The wind was both behind that thought
and pushing it along, not to let it linger, not to
orchestrate the day with any untoward force.
IV.
He’d always seen with perfect sight, if cataracts
were niggling at the edges of his age; this
morning’s fog had lifted, though mists atop
the mountain could make a soul appear to cry.
No one was around, however, to cover up or
compare—“you also came for the view? What?
This barrel is… just here for the company”—
or some such artifice, rehearsed to no avail.
That walk-through served to frame the rest
of day (or days, as unasked angels might allow).

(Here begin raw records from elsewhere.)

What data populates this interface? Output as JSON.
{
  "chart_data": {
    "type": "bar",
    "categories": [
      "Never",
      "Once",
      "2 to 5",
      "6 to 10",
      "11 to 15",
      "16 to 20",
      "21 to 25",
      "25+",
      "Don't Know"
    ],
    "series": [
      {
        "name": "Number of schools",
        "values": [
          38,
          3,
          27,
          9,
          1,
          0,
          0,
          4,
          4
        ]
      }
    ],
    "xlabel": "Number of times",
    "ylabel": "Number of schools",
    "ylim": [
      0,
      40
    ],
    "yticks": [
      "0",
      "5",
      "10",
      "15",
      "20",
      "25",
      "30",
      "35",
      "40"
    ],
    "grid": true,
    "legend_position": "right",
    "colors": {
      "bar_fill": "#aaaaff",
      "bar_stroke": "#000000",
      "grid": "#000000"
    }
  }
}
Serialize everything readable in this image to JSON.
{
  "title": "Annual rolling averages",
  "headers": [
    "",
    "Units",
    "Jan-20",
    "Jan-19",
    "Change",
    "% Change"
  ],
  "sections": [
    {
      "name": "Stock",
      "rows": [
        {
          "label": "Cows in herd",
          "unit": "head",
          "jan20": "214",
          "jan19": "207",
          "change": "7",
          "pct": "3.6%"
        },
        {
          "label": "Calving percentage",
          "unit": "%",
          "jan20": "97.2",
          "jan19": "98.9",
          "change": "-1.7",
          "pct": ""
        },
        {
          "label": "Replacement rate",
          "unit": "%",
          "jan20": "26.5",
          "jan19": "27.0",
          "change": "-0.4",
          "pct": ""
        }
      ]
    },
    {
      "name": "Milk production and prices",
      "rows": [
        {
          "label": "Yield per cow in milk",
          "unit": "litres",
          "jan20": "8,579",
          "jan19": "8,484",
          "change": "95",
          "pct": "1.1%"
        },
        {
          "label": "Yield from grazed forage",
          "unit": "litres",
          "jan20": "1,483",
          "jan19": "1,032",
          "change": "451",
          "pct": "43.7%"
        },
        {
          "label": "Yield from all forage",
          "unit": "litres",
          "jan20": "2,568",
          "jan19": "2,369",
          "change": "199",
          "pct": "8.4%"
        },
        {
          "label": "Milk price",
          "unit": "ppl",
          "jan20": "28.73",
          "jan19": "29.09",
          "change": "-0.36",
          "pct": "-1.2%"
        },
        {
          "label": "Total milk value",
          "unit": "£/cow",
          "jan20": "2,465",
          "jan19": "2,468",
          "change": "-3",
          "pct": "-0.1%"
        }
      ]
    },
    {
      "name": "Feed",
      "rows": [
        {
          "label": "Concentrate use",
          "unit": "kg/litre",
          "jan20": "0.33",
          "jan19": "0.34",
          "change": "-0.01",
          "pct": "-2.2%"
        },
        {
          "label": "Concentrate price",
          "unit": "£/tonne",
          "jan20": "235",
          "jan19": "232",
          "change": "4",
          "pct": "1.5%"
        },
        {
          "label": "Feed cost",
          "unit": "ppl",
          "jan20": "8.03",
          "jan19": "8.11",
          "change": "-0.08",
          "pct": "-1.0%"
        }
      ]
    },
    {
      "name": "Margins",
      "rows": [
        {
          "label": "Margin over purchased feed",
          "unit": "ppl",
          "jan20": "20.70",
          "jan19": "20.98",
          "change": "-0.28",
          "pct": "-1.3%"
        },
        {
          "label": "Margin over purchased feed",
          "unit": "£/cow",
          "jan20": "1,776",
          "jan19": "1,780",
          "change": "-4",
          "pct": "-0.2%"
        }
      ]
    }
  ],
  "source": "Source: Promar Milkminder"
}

He pried the barrel’s lid and put the pillows in,
then the bag of apples; he left the cigarettes
on the Trabant seat but opened up the glove
compartment for a talisman from 1953: an owl
of lindenwood, hollowed out to make a whistle
if lips were pursed just so, given by his grandma
in case his wanders blurred the journey home.
That’d happened once or twice in passing
years, if no one heard or could respond in kind,
not that people were unkind, only disengaged.
He tucked it with the pillows and rolled on to
the task at hand; the depth above the waterfall
was just enough to keep the bark afloat, and
added weight might bottom out the scheme;
still, he closed the lid and tensed to blindly see.
Indeed, the barrel found the gap of gravity
and plunged just like that ping-pong ball. Then,
the man drove back to Nymburk to await its fate.
“That’s the way this year should end,” he said.